CEREMADE (Centre de recherche en mathématiques de la décision)
- Type: Research center in applied mathematics
- Established: 1970
- Location: Paris, France
- Director: Mathieu Lewin
- Website: www.ceremade.dauphine.fr

= CEREMADE =

Research centre in Mathematics at Paris Dauphine University

The CEREMADE (CEntre de REcherche en MAthématiques de la DÉcision, French for Research Centre in Mathematics of Decision) is a research centre in applied mathematics within Université Paris-Dauphine. It was created in 1970.

== Structure ==

The centre has about 75 permanent members and around 150 staff in total. It is structured in 3 main research areas.

=== Mathematics of economics and finance ===

Covering economics, mathematical finance, insurance, risk and game theory. CEREMADE has strong links to the Paris Dauphine University Institute of Finance, the Europlace Institute of Finance and the Risk Foundation.
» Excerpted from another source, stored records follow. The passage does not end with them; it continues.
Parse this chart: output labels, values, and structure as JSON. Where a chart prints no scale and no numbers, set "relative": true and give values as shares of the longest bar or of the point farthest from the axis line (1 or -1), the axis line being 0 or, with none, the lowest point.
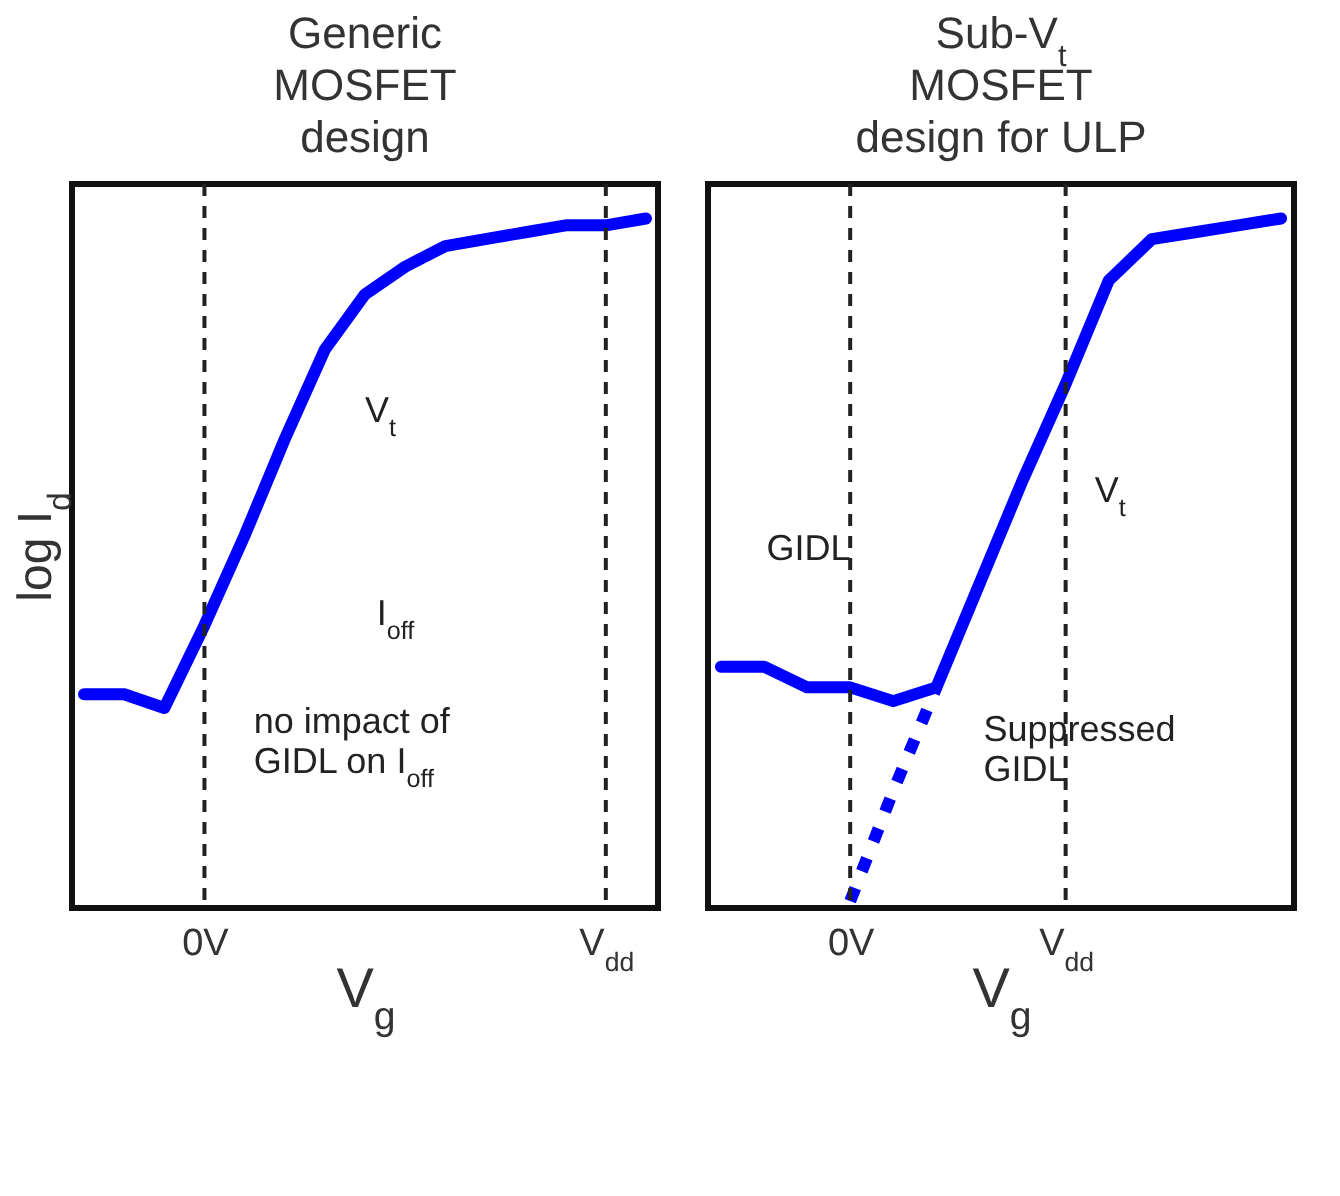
{
  "chart_data": [
    {
      "type": "line",
      "title": "Generic\nMOSFET\ndesign",
      "xlabel": "V$_{g}$",
      "ylabel": "log I$_{d}$",
      "relative": true,
      "tick_labels": "x",
      "categories": [
        null,
        null,
        null,
        "0V",
        null,
        null,
        null,
        null,
        null,
        null,
        null,
        null,
        null,
        "V$_{dd}$",
        null
      ],
      "ref_lines": [
        {
          "axis": "x",
          "value": "0V",
          "line_style": "dashed"
        },
        {
          "axis": "x",
          "value": "V$_{dd}$",
          "line_style": "dashed"
        }
      ],
      "series": [
        {
          "color": "#0000ff",
          "line_style": "solid",
          "values": [
            0.31,
            0.31,
            0.29,
            0.41,
            0.54,
            0.68,
            0.81,
            0.89,
            0.93,
            0.96,
            0.97,
            0.98,
            0.99,
            0.99,
            1.0
          ]
        }
      ],
      "annotations": [
        "V$_{t}$",
        "I$_{off}$",
        "no impact of\nGIDL on I$_{off}$"
      ]
    },
    {
      "type": "line",
      "title": "Sub-V$_{t}$\nMOSFET\ndesign for ULP",
      "xlabel": "V$_{g}$",
      "relative": true,
      "tick_labels": "x",
      "categories": [
        null,
        null,
        null,
        "0V",
        null,
        null,
        null,
        null,
        "V$_{dd}$",
        null,
        null,
        null,
        null,
        null
      ],
      "ref_lines": [
        {
          "axis": "x",
          "value": "0V",
          "line_style": "dashed"
        },
        {
          "axis": "x",
          "value": "V$_{dd}$",
          "line_style": "dashed"
        }
      ],
      "series": [
        {
          "color": "#0000ff",
          "line_style": "solid",
          "values": [
            0.35,
            0.35,
            0.32,
            0.32,
            0.3,
            0.32,
            0.47,
            0.62,
            0.76,
            0.91,
            0.97,
            0.98,
            0.99,
            1.0
          ]
        },
        {
          "color": "#0000ff",
          "line_style": "dotted",
          "values": [
            null,
            null,
            null,
            0.01,
            0.17,
            0.32,
            null,
            null,
            null,
            null,
            null,
            null,
            null,
            null
          ]
        }
      ],
      "annotations": [
        "GIDL",
        "Suppressed\nGIDL",
        "V$_{t}$"
      ]
    }
  ]
}
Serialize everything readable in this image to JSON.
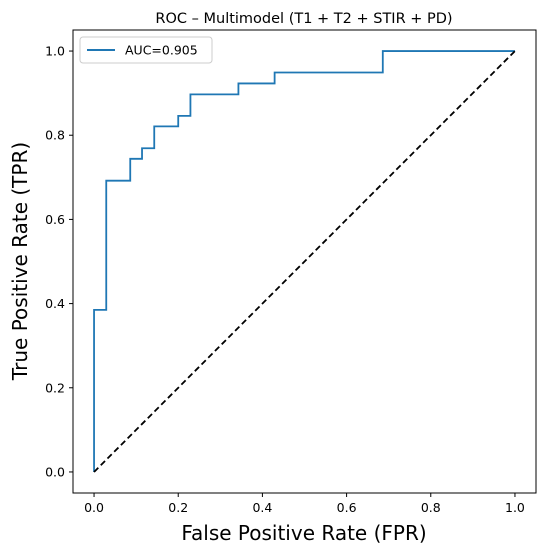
{
  "chart_data": {
    "type": "line",
    "title": "ROC – Multimodel (T1 + T2 + STIR + PD)",
    "xlabel": "False Positive Rate (FPR)",
    "ylabel": "True Positive Rate (TPR)",
    "xlim": [
      -0.05,
      1.05
    ],
    "ylim": [
      -0.05,
      1.05
    ],
    "xticks": [
      0.0,
      0.2,
      0.4,
      0.6,
      0.8,
      1.0
    ],
    "yticks": [
      0.0,
      0.2,
      0.4,
      0.6,
      0.8,
      1.0
    ],
    "xtick_labels": [
      "0.0",
      "0.2",
      "0.4",
      "0.6",
      "0.8",
      "1.0"
    ],
    "ytick_labels": [
      "0.0",
      "0.2",
      "0.4",
      "0.6",
      "0.8",
      "1.0"
    ],
    "grid": false,
    "legend_position": "top-left",
    "series": [
      {
        "name": "AUC=0.905",
        "color": "#1f77b4",
        "style": "solid",
        "x": [
          0.0,
          0.0,
          0.029,
          0.029,
          0.086,
          0.086,
          0.114,
          0.114,
          0.143,
          0.143,
          0.2,
          0.2,
          0.229,
          0.229,
          0.343,
          0.343,
          0.429,
          0.429,
          0.686,
          0.686,
          1.0
        ],
        "y": [
          0.0,
          0.385,
          0.385,
          0.692,
          0.692,
          0.744,
          0.744,
          0.769,
          0.769,
          0.821,
          0.821,
          0.846,
          0.846,
          0.897,
          0.897,
          0.923,
          0.923,
          0.949,
          0.949,
          1.0,
          1.0
        ]
      },
      {
        "name": "",
        "color": "#000000",
        "style": "dashed",
        "x": [
          0.0,
          1.0
        ],
        "y": [
          0.0,
          1.0
        ]
      }
    ]
  }
}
The institute offers various masters programmes in actuarial science and finance.

=== Nonlinear analysis ===

Covering nonlinear partial differential equations, optimal transport theory, dynamical systems, control theory, scientific computing and numerical analysis across many applied areas.

Notable staff include Ivar Ekeland, María J. Esteban, Mathieu Lewin and Irène Waldspurger.

=== Probability and statistics ===
The probability and statistics group research areas include Bayesian statistics and Markov chain Monte Carlo, as well as the study of models of statistical mechanics.

Notable staff include Christian Robert, Judith Rousseau and Cristina Toninelli.